Violence. It is pervasive in our global culture, and with the advent of the internet, here in America it is inescapable. As I child, the only violence I was subjected to was skirmishes with my brother; we had some knock down drag outs of which I was both equally the victim and the perpetrator, the butchering of animals and bullying in school, but home was a safe place. I knew I was a beloved child. I knew that no matter what happened outside, I could come home and be safe. My Dad was an Army Ranger, turned professor, my mother a former sorority girl who could skin snakes, butcher chickens and it seemed to me, at the time, deal with any situation. And then when I was 14 my father died. His was the first dead body I would see.
My first real experience with physical violence was at age 20. A car in which I was riding was broadsided by an intoxicated driver and I was thrown out of the back seat and run over by a 3,000 lbs. vehicle. It crushed everything from my left hip down. I was classified as a victim – second degree assault, assault with a deadly weapon. Since then I have been in three war zones, performed CPR on a man who dove headfirst off a parking garage, been bullied by adults and children in person and anonymously over the internet, and sexually harassed.
Not surprisingly I have been diagnosed with PTSD. You might think that this is the result of being in three war zones. It’s not.
The Violence Prevention Alliance defines violence as "the intentional use of physical force or power, threatened or actual, against oneself, another person, or against a group or community, that either results in or has a high likelihood of resulting in injury, death, psychological harm, maldevelopment, or deprivation.” For me this offers a more comprehensive view than Webster, because I believe that neglect and words can cause violence.

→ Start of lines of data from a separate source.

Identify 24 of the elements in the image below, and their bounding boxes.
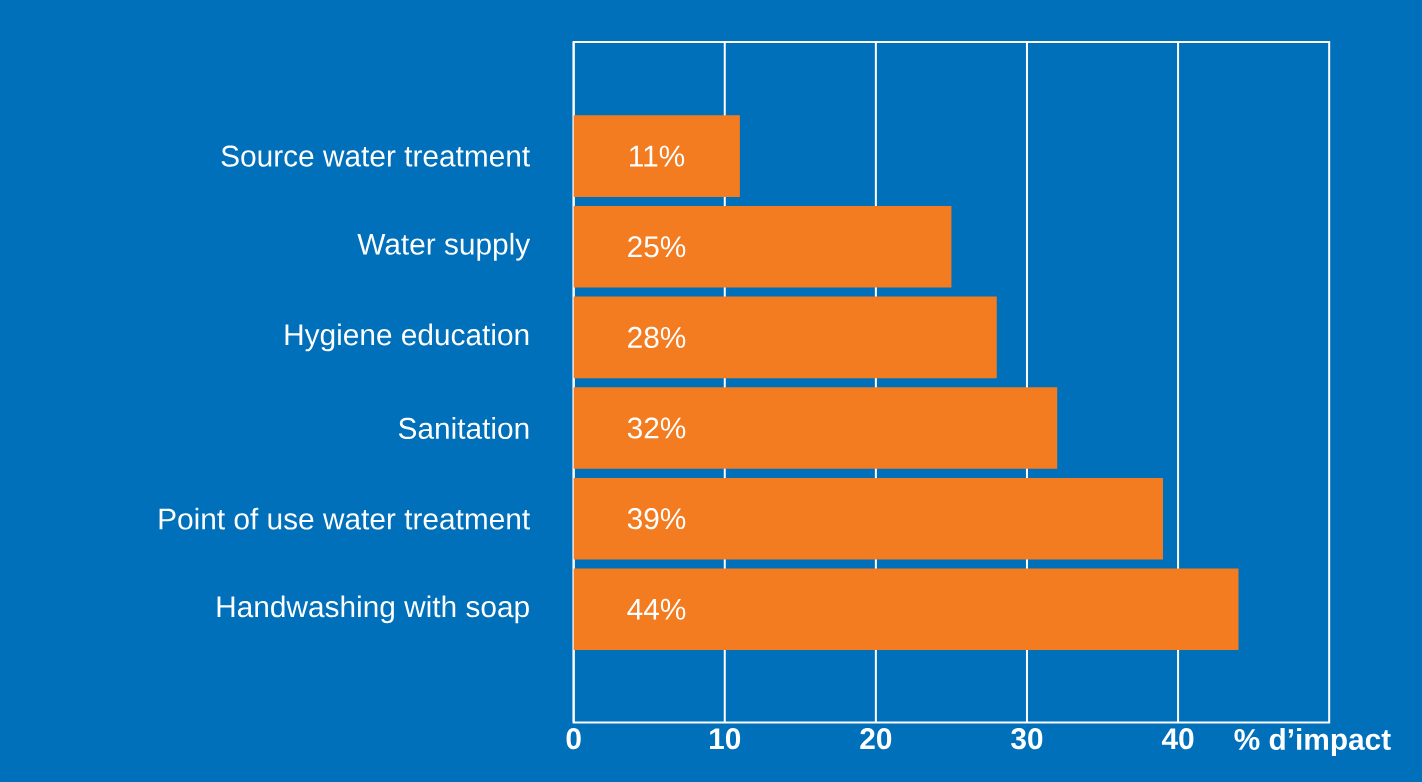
bar bbox=[573, 477, 1163, 560]
data-label: 44% bbox=[627, 598, 686, 620]
y-tick-label: Point of use water treatment bbox=[159, 507, 530, 530]
bar bbox=[573, 205, 952, 288]
x-tick-label: 10 bbox=[710, 727, 741, 749]
y-tick-label: Source water treatment bbox=[221, 145, 530, 167]
bar bbox=[573, 568, 1239, 650]
x-tick-label: 30 bbox=[1011, 727, 1043, 750]
data-label: 39% bbox=[627, 507, 686, 529]
data-label: 28% bbox=[628, 326, 686, 348]
data-label: 11% bbox=[630, 145, 685, 167]
x-tick-label: 20 bbox=[860, 727, 892, 749]
data-label: 25% bbox=[628, 235, 686, 258]
y-tick-label: Handwashing with soap bbox=[217, 595, 529, 623]
bar bbox=[573, 115, 740, 197]
y-tick-label: Sanitation bbox=[398, 416, 529, 439]
bar bbox=[573, 387, 1058, 469]
x-tick-label: 40 bbox=[1161, 727, 1194, 749]
data-label: 32% bbox=[627, 417, 686, 439]
y-tick-label: Water supply bbox=[357, 232, 531, 261]
x-tick-label: 0 bbox=[566, 727, 581, 749]
x-axis-title: % d’impact bbox=[1234, 727, 1391, 756]
bar bbox=[573, 296, 997, 378]
y-tick-label: Hygiene education bbox=[285, 323, 529, 352]
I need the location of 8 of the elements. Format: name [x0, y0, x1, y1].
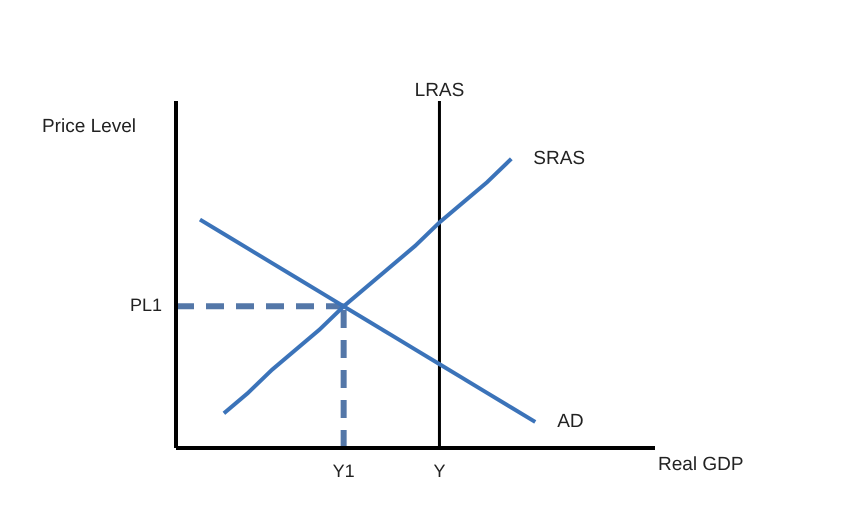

Our government wants us to live in fear, fear perpetrates violence. I refuse to accommodate them. And although I have been afraid in the face of violence, I do not live in fear of it. Why? I believe that the safe space my parents created for me as child and the safe spaces I create for myself as an adult have allowed me to become resilient in a world filled with violence. And God promises a safe place always.
The phrase “do not be afraid,” appears in the Bible 365 times. “Do not be afraid, I am with you. I have called you each by name. Come and follow Me, I will bring you home; I love you and you are Mine.”